Я должен посоветоваться с Вами по вопросу благоразумия. Я завершил рассуждение этими двумя предложениями: «Когда Вы объявляете какое-либо действие или характер порочным, Вы не имеете в виду ничего, кроме того, что в силу особого устройства Вашей природы Вы испытываете чувство или ощущение порицания при созерцании его. Порок и добродетель, следовательно, могут быть сравнены со звуками, цветами, теплом и холодом, которые, согласно современной философии, являются не качествами в объектах, а восприятиями в уме. И это открытие в морали, подобно тому другому в физике, следует рассматривать как мощный прогресс спекулятивных наук, хотя, подобно тому же, оно имеет мало или вовсе не имеет влияния на практику».
Не слишком ли сильно это сказано?
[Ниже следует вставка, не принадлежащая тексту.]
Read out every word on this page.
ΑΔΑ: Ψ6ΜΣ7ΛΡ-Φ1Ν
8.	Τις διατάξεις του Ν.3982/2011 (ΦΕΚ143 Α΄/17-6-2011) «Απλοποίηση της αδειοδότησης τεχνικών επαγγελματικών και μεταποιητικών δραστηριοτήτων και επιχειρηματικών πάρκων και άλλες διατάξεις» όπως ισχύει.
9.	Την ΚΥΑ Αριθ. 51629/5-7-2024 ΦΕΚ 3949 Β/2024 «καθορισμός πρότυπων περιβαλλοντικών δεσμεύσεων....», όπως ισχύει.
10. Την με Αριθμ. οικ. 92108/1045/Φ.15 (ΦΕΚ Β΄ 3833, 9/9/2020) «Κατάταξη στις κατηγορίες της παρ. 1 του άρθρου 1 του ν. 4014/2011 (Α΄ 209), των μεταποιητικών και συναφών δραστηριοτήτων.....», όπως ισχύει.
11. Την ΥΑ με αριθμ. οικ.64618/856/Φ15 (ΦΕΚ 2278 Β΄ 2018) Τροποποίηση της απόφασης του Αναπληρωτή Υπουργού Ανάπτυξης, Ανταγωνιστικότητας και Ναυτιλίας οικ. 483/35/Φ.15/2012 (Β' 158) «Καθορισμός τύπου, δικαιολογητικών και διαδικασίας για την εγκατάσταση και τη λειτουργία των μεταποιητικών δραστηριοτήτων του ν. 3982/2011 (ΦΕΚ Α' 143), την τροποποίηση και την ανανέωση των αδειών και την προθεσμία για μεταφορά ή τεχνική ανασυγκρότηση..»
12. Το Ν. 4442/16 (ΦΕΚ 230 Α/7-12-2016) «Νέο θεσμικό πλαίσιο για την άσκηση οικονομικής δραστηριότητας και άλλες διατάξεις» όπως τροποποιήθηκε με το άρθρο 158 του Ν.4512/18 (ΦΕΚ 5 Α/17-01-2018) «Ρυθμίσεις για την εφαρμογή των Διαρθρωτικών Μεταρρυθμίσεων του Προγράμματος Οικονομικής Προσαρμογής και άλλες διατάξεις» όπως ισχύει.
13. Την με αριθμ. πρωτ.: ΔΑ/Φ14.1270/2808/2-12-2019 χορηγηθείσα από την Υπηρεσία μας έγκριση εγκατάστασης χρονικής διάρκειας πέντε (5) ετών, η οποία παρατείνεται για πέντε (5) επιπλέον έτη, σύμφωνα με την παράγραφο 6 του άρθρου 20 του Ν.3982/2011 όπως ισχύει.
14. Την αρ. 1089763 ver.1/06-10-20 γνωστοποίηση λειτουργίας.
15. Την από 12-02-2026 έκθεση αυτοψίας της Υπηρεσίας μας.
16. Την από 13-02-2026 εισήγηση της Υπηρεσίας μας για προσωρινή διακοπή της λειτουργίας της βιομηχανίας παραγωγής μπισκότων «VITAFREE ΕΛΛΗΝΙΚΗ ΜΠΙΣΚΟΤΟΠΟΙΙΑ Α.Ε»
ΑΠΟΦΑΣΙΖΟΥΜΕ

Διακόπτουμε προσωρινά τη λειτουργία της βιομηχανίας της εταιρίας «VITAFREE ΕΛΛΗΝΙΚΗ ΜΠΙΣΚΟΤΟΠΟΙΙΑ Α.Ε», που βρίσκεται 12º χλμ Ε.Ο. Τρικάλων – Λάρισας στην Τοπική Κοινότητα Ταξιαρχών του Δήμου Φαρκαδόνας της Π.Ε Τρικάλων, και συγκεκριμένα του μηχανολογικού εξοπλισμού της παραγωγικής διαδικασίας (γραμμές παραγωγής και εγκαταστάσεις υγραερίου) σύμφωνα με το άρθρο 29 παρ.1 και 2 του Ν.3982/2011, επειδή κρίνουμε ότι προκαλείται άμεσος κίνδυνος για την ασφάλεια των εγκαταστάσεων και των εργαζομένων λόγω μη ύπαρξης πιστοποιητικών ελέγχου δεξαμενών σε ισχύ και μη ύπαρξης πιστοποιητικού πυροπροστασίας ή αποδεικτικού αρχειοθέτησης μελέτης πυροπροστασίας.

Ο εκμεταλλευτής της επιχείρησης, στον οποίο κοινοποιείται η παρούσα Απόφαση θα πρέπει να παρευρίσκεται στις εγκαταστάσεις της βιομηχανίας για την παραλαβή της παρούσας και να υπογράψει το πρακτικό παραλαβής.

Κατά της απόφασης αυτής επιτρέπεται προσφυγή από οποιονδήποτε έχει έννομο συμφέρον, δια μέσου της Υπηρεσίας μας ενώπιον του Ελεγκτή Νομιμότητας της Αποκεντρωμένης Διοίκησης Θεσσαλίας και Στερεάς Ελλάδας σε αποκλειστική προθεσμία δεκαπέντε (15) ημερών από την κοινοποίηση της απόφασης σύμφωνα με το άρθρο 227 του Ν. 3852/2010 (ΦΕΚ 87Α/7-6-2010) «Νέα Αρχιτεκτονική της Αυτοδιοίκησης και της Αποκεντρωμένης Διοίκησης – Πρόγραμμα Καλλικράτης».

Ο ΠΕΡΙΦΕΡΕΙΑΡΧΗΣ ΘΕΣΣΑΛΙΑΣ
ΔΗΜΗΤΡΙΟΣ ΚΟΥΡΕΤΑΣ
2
Я желаю знать Ваше мнение об этом, хотя не могу полностью обещать сообразоваться с ним. Я от всего сердца хотел бы избежать вывода, что, поскольку мораль, согласно Вашему мнению, как и моему, определяется исключительно чувством, она касается только человеческой природы и человеческой жизни. Это часто выдвигалось против Вас, и последствия весьма значительны. Если Вы внесете какие-либо изменения в свои труды, могу заверить Вас, есть много тех, кто желает, чтобы Вы более полно рассмотрели этот момент, если Вы думаете, что истина лежит на популярной стороне. В противном случае здравый смысл, Ваша репутация и положение запрещают Вам касаться этого. Если бы мораль определялась разумом, то она была бы одинаковой для всех разумных существ; но ничто, кроме опыта, не может уверить нас, что чувства одинаковы. Какой опыт мы имеем в отношении высших существ? Как мы можем приписать им вообще какие-либо чувства? Они вложили эти чувства в нас для ведения жизни, подобно нашим телесным ощущениям, которыми они сами не обладают. Я не жду ответа на эти трудности в рамках письма. Достаточно, если у Вас хватит терпения прочитать столь длинное письмо, как это. — Я» и т. д.
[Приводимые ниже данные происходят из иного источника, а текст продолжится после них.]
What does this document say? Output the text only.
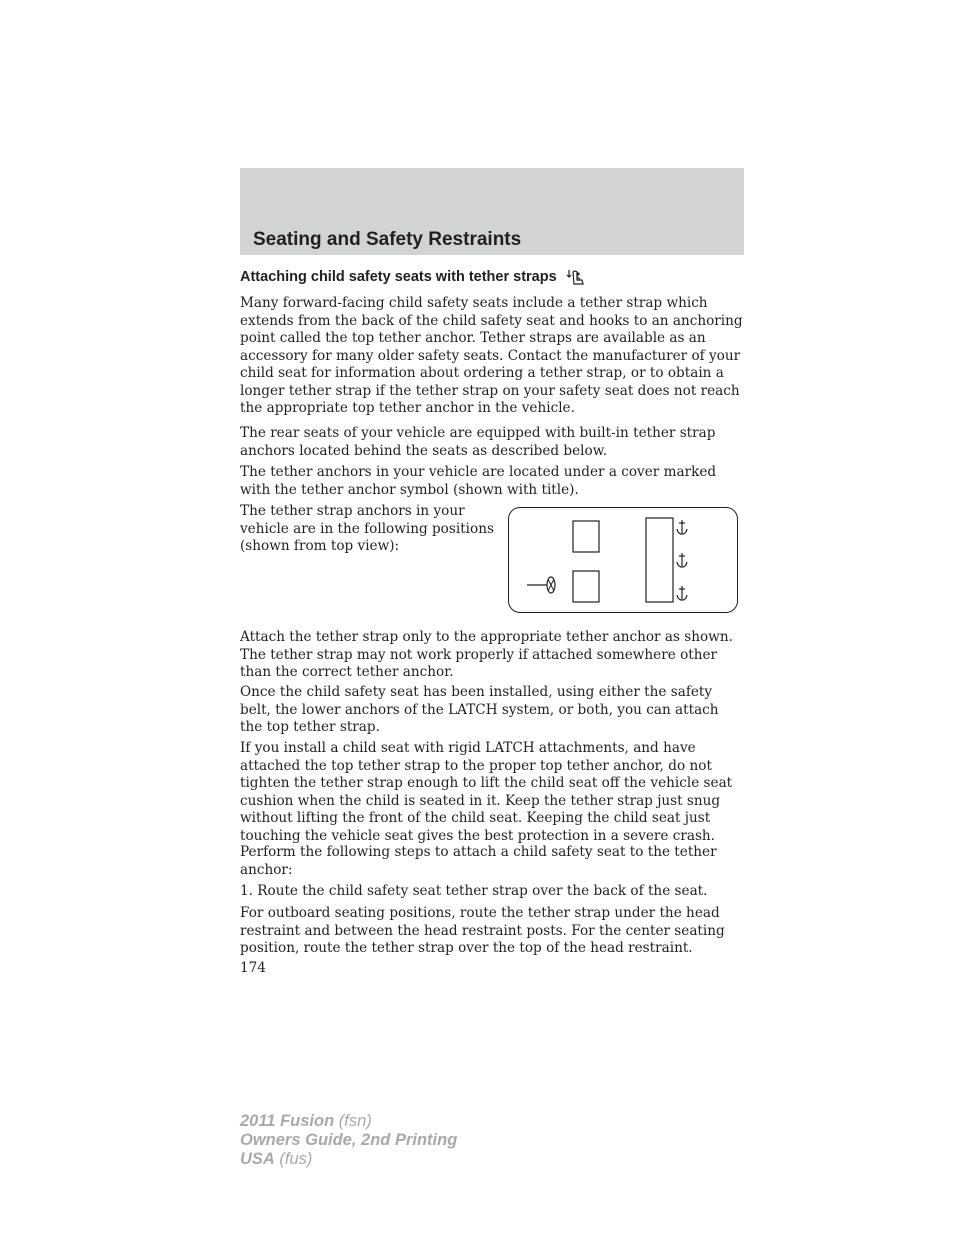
Seating and Safety Restraints
Attaching child safety seats with tether straps

Many forward-facing child safety seats include a tether strap which extends from the back of the child safety seat and hooks to an anchoring point called the top tether anchor. Tether straps are available as an accessory for many older safety seats. Contact the manufacturer of your child seat for information about ordering a tether strap, or to obtain a longer tether strap if the tether strap on your safety seat does not reach the appropriate top tether anchor in the vehicle.

The rear seats of your vehicle are equipped with built-in tether strap anchors located behind the seats as described below.

The tether anchors in your vehicle are located under a cover marked with the tether anchor symbol (shown with title).

The tether strap anchors in your vehicle are in the following positions (shown from top view):

Attach the tether strap only to the appropriate tether anchor as shown. The tether strap may not work properly if attached somewhere other than the correct tether anchor.

Once the child safety seat has been installed, using either the safety belt, the lower anchors of the LATCH system, or both, you can attach the top tether strap.

If you install a child seat with rigid LATCH attachments, and have attached the top tether strap to the proper top tether anchor, do not tighten the tether strap enough to lift the child seat off the vehicle seat cushion when the child is seated in it. Keep the tether strap just snug without lifting the front of the child seat. Keeping the child seat just touching the vehicle seat gives the best protection in a severe crash.

Perform the following steps to attach a child safety seat to the tether anchor:

1. Route the child safety seat tether strap over the back of the seat.

For outboard seating positions, route the tether strap under the head restraint and between the head restraint posts. For the center seating position, route the tether strap over the top of the head restraint.

174
2011 Fusion (fsn)
Owners Guide, 2nd Printing
USA (fus)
Третий том «Трактата о человеческой природе», являющийся частью, относящейся к морали, был опубликован Томасом Лонгманом в 1740 году. Он не столь оригинален, как метафизическая часть работы, и его принципы не изложены столь ясно и решительно. Метафизические теории автора были скорее модифицированы, чем подтверждены в его последующих работах. Но его мнения по этическим вопросам, лишь неясно намеченные в его ранней работе, были впоследствии сведены в более компактную систему и были более ясно и полно изложены.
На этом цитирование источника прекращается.